14 species are accepted.
- Anthriscus caucalis M.Bieb. - bur chervil (native to Europe, northwest Africa, Turkey, Syria-Lebanon, and the Caucasus, introduced elsewhere)
- Anthriscus cerefolium (L.) Hoffm. - garden chervil, French parsley (native to central and eastern Europe and western Asia, introduced elsewhere)
- Anthriscus fumarioides (Waldst. & Kit.) Spreng. (Albania, Greece, Italy, Yugoslavia)
- Anthriscus glacialis Lipsky(Kazakhstan, Kyrgyzstan, Tajikistan)
- Anthriscus kotschyi Fenzl ex Boiss. (Transcaucasus, Turkey)
- Anthriscus lamprocarpus Boiss. (Lebanon, Syria, Palestine, Turkey)
- Anthriscus nemorosus (M. Bieb.) Spreng (Africa and Eurasia)
- Anthriscus nitidus (Wahlenb.) Garcke (Europe)
- Anthriscus ruprechtii Boiss. (Transcaucasus, Turkey)
- Anthriscus schmalhausenii (Albov) Koso-Pol. (Transcaucasus)
- Anthriscus sylvestris (L.) Hoffm. - wild chervil (native temperate Eurasia, northwest Africa, and the tropical African mountains, introduced elsewhere)
- Anthriscus taiwanensis S.S.Ying (Taiwan)
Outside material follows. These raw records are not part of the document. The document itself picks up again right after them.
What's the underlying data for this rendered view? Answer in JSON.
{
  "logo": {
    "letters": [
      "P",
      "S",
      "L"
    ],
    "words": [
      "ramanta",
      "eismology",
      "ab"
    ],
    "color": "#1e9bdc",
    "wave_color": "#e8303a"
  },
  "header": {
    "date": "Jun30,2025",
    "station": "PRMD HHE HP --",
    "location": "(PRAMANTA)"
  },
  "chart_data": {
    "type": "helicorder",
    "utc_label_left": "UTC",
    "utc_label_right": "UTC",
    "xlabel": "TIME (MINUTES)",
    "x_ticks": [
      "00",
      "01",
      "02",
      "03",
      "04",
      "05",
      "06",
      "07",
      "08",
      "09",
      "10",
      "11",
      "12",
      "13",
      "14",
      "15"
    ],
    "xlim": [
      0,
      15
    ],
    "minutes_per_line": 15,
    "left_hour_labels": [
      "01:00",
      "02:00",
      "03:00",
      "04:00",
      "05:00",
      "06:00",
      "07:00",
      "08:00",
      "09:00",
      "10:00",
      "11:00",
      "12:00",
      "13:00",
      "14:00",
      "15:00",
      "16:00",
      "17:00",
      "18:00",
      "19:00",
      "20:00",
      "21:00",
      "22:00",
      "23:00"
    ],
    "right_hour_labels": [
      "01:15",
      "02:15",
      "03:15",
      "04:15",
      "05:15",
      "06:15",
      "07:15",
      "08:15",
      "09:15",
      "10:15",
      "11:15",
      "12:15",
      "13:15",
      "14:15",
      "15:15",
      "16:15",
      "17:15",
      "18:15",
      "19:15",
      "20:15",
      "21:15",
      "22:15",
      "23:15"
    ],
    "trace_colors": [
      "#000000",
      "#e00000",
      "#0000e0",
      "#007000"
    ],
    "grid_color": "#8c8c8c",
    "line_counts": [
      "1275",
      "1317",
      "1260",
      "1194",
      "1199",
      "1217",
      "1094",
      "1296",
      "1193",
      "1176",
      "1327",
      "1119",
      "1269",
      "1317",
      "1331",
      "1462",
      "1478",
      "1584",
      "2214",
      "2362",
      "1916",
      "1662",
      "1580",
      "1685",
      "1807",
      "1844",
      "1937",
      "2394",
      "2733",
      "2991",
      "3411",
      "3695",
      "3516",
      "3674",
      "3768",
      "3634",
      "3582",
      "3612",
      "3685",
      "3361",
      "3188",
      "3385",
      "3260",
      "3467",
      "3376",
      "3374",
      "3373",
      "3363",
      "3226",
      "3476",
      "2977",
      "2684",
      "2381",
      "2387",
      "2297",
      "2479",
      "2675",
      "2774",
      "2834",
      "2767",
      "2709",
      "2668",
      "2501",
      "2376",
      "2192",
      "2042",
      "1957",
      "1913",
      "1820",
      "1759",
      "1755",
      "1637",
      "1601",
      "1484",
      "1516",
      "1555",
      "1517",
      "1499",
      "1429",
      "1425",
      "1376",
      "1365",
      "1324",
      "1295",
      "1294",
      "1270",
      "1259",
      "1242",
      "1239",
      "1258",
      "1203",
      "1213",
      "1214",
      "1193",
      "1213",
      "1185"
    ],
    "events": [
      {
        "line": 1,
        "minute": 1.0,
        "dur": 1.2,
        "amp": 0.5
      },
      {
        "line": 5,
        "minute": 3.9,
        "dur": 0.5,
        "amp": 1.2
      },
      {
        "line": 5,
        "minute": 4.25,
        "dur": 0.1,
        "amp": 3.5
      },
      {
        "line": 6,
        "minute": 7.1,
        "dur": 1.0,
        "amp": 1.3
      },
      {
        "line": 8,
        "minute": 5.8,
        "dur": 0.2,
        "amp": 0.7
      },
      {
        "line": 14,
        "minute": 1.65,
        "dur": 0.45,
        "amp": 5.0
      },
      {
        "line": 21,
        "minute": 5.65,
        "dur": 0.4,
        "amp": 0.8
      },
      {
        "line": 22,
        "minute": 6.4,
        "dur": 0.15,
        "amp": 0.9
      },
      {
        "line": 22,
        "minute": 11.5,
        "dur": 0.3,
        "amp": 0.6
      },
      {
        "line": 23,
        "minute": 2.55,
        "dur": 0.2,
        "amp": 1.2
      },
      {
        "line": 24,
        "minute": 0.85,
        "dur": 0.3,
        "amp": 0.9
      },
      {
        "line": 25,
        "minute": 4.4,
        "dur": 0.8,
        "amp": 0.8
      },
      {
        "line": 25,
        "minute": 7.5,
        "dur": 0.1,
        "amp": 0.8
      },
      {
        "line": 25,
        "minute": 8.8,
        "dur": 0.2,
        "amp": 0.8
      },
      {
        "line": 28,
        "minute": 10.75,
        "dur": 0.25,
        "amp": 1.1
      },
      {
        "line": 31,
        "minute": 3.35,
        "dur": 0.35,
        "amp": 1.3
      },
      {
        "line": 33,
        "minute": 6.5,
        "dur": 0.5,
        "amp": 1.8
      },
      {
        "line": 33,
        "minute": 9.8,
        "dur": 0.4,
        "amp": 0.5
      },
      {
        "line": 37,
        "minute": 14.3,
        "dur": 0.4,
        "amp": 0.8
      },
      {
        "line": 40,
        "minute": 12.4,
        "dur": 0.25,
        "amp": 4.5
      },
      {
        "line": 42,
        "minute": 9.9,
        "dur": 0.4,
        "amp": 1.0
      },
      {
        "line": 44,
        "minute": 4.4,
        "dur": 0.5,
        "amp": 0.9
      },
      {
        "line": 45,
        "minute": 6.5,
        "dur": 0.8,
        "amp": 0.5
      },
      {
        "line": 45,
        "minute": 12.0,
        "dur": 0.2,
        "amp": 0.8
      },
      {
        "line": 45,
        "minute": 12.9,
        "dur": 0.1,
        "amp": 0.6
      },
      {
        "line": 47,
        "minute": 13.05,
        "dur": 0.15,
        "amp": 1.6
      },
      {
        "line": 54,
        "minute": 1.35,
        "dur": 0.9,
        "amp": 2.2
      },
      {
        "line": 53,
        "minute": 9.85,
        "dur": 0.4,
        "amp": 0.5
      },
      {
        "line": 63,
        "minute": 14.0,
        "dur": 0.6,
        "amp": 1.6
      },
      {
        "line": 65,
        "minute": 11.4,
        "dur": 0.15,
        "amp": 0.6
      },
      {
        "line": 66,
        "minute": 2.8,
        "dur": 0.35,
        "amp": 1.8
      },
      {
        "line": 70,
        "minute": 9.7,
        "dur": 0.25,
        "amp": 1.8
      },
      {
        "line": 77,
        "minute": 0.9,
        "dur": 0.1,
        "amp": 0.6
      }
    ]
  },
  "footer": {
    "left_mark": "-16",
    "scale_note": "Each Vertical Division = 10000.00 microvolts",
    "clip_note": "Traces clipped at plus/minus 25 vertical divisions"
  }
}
- Anthriscus tenerrimus Boiss. & Spruner (Greece, Turkey)
- Anthriscus velutinus Sommier & Levier (Transcaucasus)

==Etymology==
The name is from the Latin Anthriscus and Greek anthriskos, names for chervil, and may be connected to the Greek athēr, the "beard" of grain.